Tante Ilda, c'est moi Awilé ! Si tu m'entends, je t'en prie, quitte immédiatement la concession ! Mon pouvoir s'est manifesté au...
Une flèche en argent siffla avant de se planter dans le fromager, à un millimètre de son oreille gauche.
Awilé ne demanda pas son reste et reprit aussitôt sa course, mais un des Akatys se posta sur son chemin non loin devant elle, une épée à la main. Elle fit demi-tour et un deuxième guerrier surgit devant elle à une certaine distance, avant d'être rejoint par le troisième. Elle se retrouva pratiquement encerclée par ses attaquants.
Celui qui semblait être le chef de groupe fit un mouvement semi-circulaire avec son épée, d'où sortit une poussière blanche étincelante. Awilé fut projetée de plein fouet sur le sable à demi-assommée, comme frappée par un vent violent.
- Ainsi, tu ne risques pas de nous hypnotiser avec tes pouvoirs, awoularé.
- Je m'appelle Awilé, murmura-t-elle avec difficulté en tentant de reprendre ses esprits.
- Tu es une awoularé ! Nous avons ordre de t'emmener au palais ! Vous autres, capturez-la. Argesso nous rejoindra plus tard avec sa tante.
L'idée qu'on puisse faire du mal à sa tante donna à Awilé l'énergie nécessaire pour se ressaisir. À travers ses yeux mi-clos, elle aperçut le plus jeune des trois hommes s'approcher d'elle et put ainsi le prendre par surprise.
Elle le prit soudainement par l'épaule et utilisa l'un de ses pouvoirs empathiques pour la première fois.
Elle aspira la force, la détermination et le courage du guerrier en face d'elle pour se les approprier. L'Akatys sembla tout à coup totalement apathique, avant de sombrer dans l'inconscience et tomber lourdement sur le sol.
L'archer du groupe décocha trois flèches en direction de la jeune femme. Elle sentit immédiatement le danger et instinctivement, arrêta d'un signe de main le mouvement des flèches en plein vol avant de les lui retourner d'un revers de main. L'Akatys retomba mort, criblé de flèches.
- Oh non ! s'écria-t-elle, horrifiée.
Awilé n'avait jamais espéré tuer quelqu'un dans sa vie, même si ce qu'elle venait de faire la surprenait elle-même.
- Tu vas mourir ! hurla le chef du groupe qui avança vers elle, avec son épée.

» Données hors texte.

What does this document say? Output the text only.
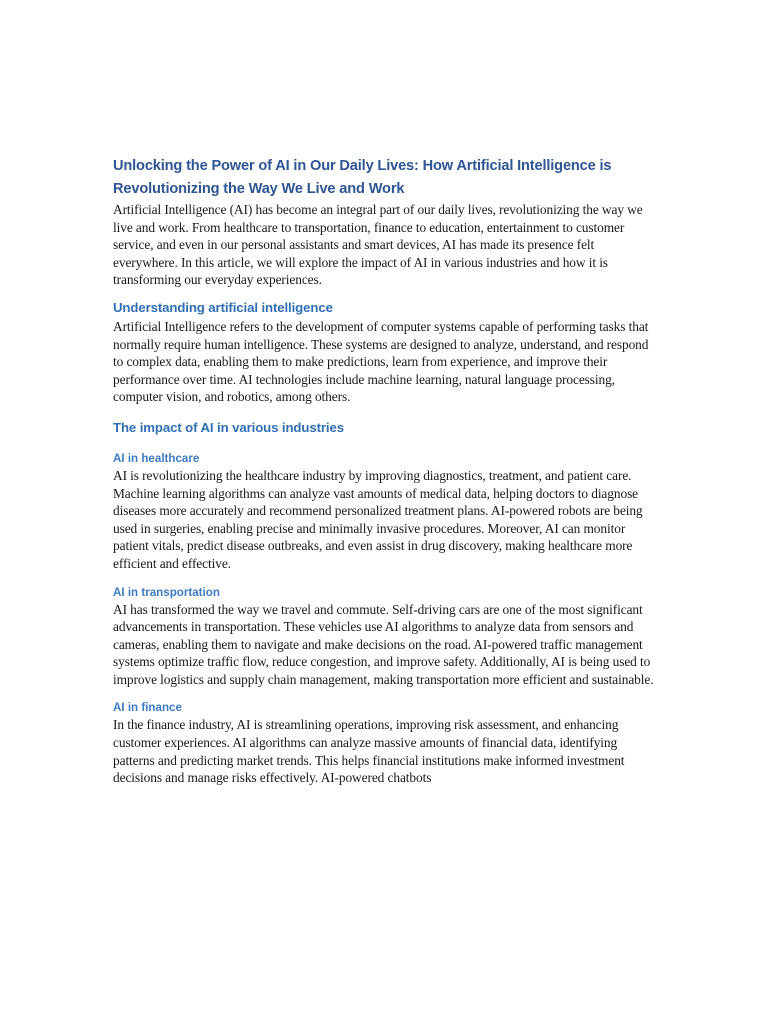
Unlocking the Power of AI in Our Daily Lives: How Artificial Intelligence is Revolutionizing the Way We Live and Work

Artificial Intelligence (AI) has become an integral part of our daily lives, revolutionizing the way we live and work. From healthcare to transportation, finance to education, entertainment to customer service, and even in our personal assistants and smart devices, AI has made its presence felt everywhere. In this article, we will explore the impact of AI in various industries and how it is transforming our everyday experiences.

Understanding artificial intelligence

Artificial Intelligence refers to the development of computer systems capable of performing tasks that normally require human intelligence. These systems are designed to analyze, understand, and respond to complex data, enabling them to make predictions, learn from experience, and improve their performance over time. AI technologies include machine learning, natural language processing, computer vision, and robotics, among others.

The impact of AI in various industries
AI in healthcare

AI is revolutionizing the healthcare industry by improving diagnostics, treatment, and patient care. Machine learning algorithms can analyze vast amounts of medical data, helping doctors to diagnose diseases more accurately and recommend personalized treatment plans. AI-powered robots are being used in surgeries, enabling precise and minimally invasive procedures. Moreover, AI can monitor patient vitals, predict disease outbreaks, and even assist in drug discovery, making healthcare more efficient and effective.

AI in transportation

AI has transformed the way we travel and commute. Self-driving cars are one of the most significant advancements in transportation. These vehicles use AI algorithms to analyze data from sensors and cameras, enabling them to navigate and make decisions on the road. AI-powered traffic management systems optimize traffic flow, reduce congestion, and improve safety. Additionally, AI is being used to improve logistics and supply chain management, making transportation more efficient and sustainable.

AI in finance

In the finance industry, AI is streamlining operations, improving risk assessment, and enhancing customer experiences. AI algorithms can analyze massive amounts of financial data, identifying patterns and predicting market trends. This helps financial institutions make informed investment decisions and manage risks effectively. AI-powered chatbots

Cette fois-ci, Awilé put esquiver le coup à temps, en se jetant sur le côté. La bourrasque dévastatrice qui sortit de l'épée fendit un arbre situé en deux un arbre, situé non loin. Elle en profita pour ramasser l'épée du guerrier évanoui et la tint courageusement avec ses deux mains, sans savoir précisément comment la manier. Le guerrier ricana avant d'arborer un air sarcastique et moqueur :
- Tu es plus téméraire que nous ne l'avions pensé. Mais après tout, on peut s'amuser un peu avant que je ne te règle ton compte.

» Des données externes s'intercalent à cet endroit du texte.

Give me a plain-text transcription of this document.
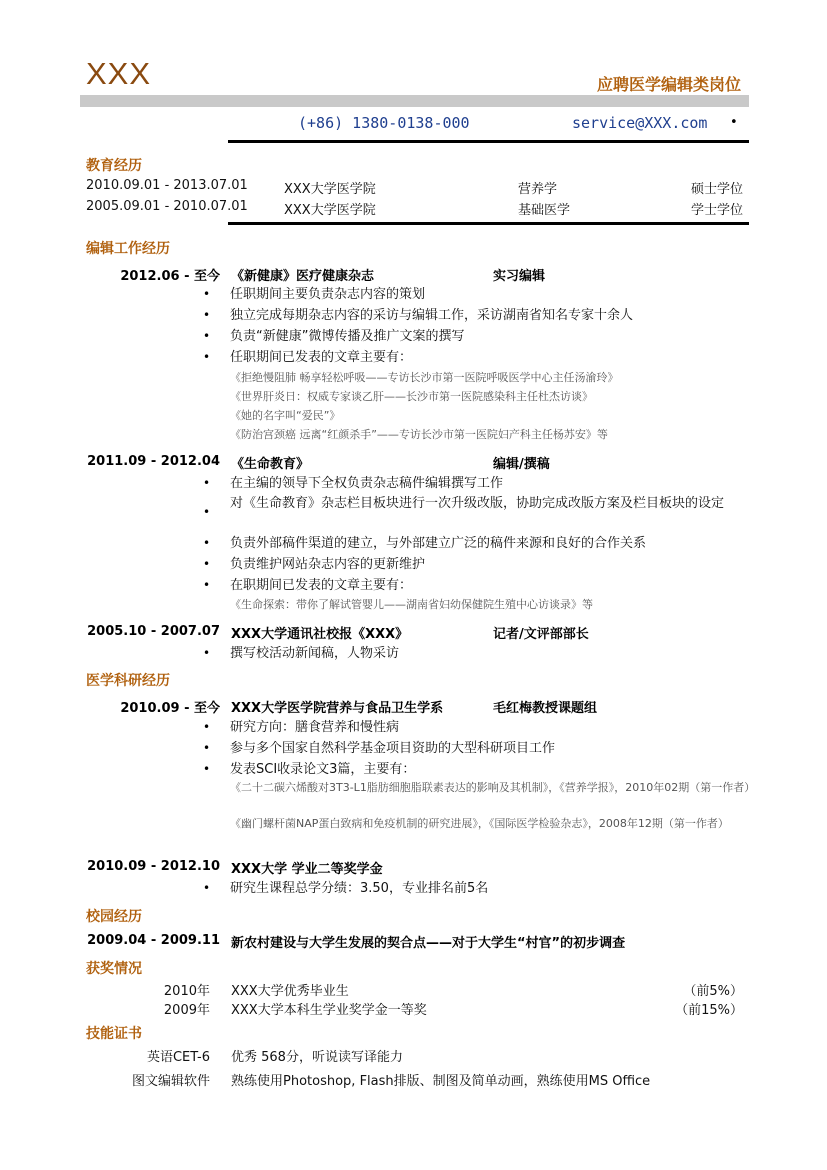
XXX	应聘医学编辑类岗位
(+86) 1380-0138-000	service@XXX.com •
教育经历
2010.09.01 - 2013.07.01	XXX大学医学院	营养学	硕士学位
2005.09.01 - 2010.07.01	XXX大学医学院	基础医学	学士学位
编辑工作经历
2012.06 - 至今 《新健康》医疗健康杂志	实习编辑
• 任职期间主要负责杂志内容的策划
• 独立完成每期杂志内容的采访与编辑工作，采访湖南省知名专家十余人
• 负责“新健康”微博传播及推广文案的撰写
• 任职期间已发表的文章主要有：
《拒绝慢阻肺 畅享轻松呼吸——专访长沙市第一医院呼吸医学中心主任汤渝玲》
《世界肝炎日：权威专家谈乙肝——长沙市第一医院感染科主任杜杰访谈》
《她的名字叫“爱民”》
《防治宫颈癌 远离“红颜杀手”——专访长沙市第一医院妇产科主任杨苏安》等
2011.09 - 2012.04 《生命教育》	编辑/撰稿
• 在主编的领导下全权负责杂志稿件编辑撰写工作
•
对《生命教育》杂志栏目板块进行一次升级改版，协助完成改版方案及栏目板块的设定
• 负责外部稿件渠道的建立，与外部建立广泛的稿件来源和良好的合作关系
• 负责维护网站杂志内容的更新维护
• 在职期间已发表的文章主要有：
《生命探索：带你了解试管婴儿——湖南省妇幼保健院生殖中心访谈录》等
2005.10 - 2007.07 XXX大学通讯社校报《XXX》	记者/文评部部长
• 撰写校活动新闻稿，人物采访
医学科研经历
2010.09 - 至今 XXX大学医学院营养与食品卫生学系	毛红梅教授课题组
• 研究方向：膳食营养和慢性病
• 参与多个国家自然科学基金项目资助的大型科研项目工作
• 发表SCI收录论文3篇，主要有：
《二十二碳六烯酸对3T3-L1脂肪细胞脂联素表达的影响及其机制》，《营养学报》，2010年02期（第一作者）
《幽门螺杆菌NAP蛋白致病和免疫机制的研究进展》，《国际医学检验杂志》，2008年12期（第一作者）
2010.09 - 2012.10 XXX大学 学业二等奖学金
• 研究生课程总学分绩：3.50，专业排名前5名
校园经历
2009.04 - 2009.11 新农村建设与大学生发展的契合点——对于大学生“村官”的初步调查
获奖情况
2010年 XXX大学优秀毕业生	（前5%）
2009年 XXX大学本科生学业奖学金一等奖	（前15%）
技能证书
英语CET-6 优秀 568分，听说读写译能力
图文编辑软件 熟练使用Photoshop, Flash排版、制图及简单动画，熟练使用MS Office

Awilé tenta de faire le même geste que le chef de groupe afin de le déstabiliser, mais rien ne se passa. Son adversaire s'en rendit compte et avec un sourire mauvais, lui déclara :
- Tu peux essayer tant que tu peux, tu perds ton temps ! Seuls notre chef des armées et les lieutenants Akatys ont le privilège de posséder les épées enchantées.
Il lui envoya aussitôt une autre bourrasque au visage et elle tomba une nouvelle fois. Awilé se dit que sa dernière heure était arrivée, lorsqu'elle vit le guerrier se pencher sur elle, son épée à la main.
Soudain, un rugissement se fit entendre et le chef du groupe eut à peine le temps de se retourner qu'une masse lui tomba dessus de plein fouet. Awilé reconnut le lion qui avait semé la terreur au marché Mawolo.
Furieux, le fauve plaqua sa proie sur le sol avant de lui donner un coup de patte sur le bras. Le chef Akatys hurla de douleur, tout en cherchant avec sa main encore valide son épée, qu'il avait perdu dans sa chute.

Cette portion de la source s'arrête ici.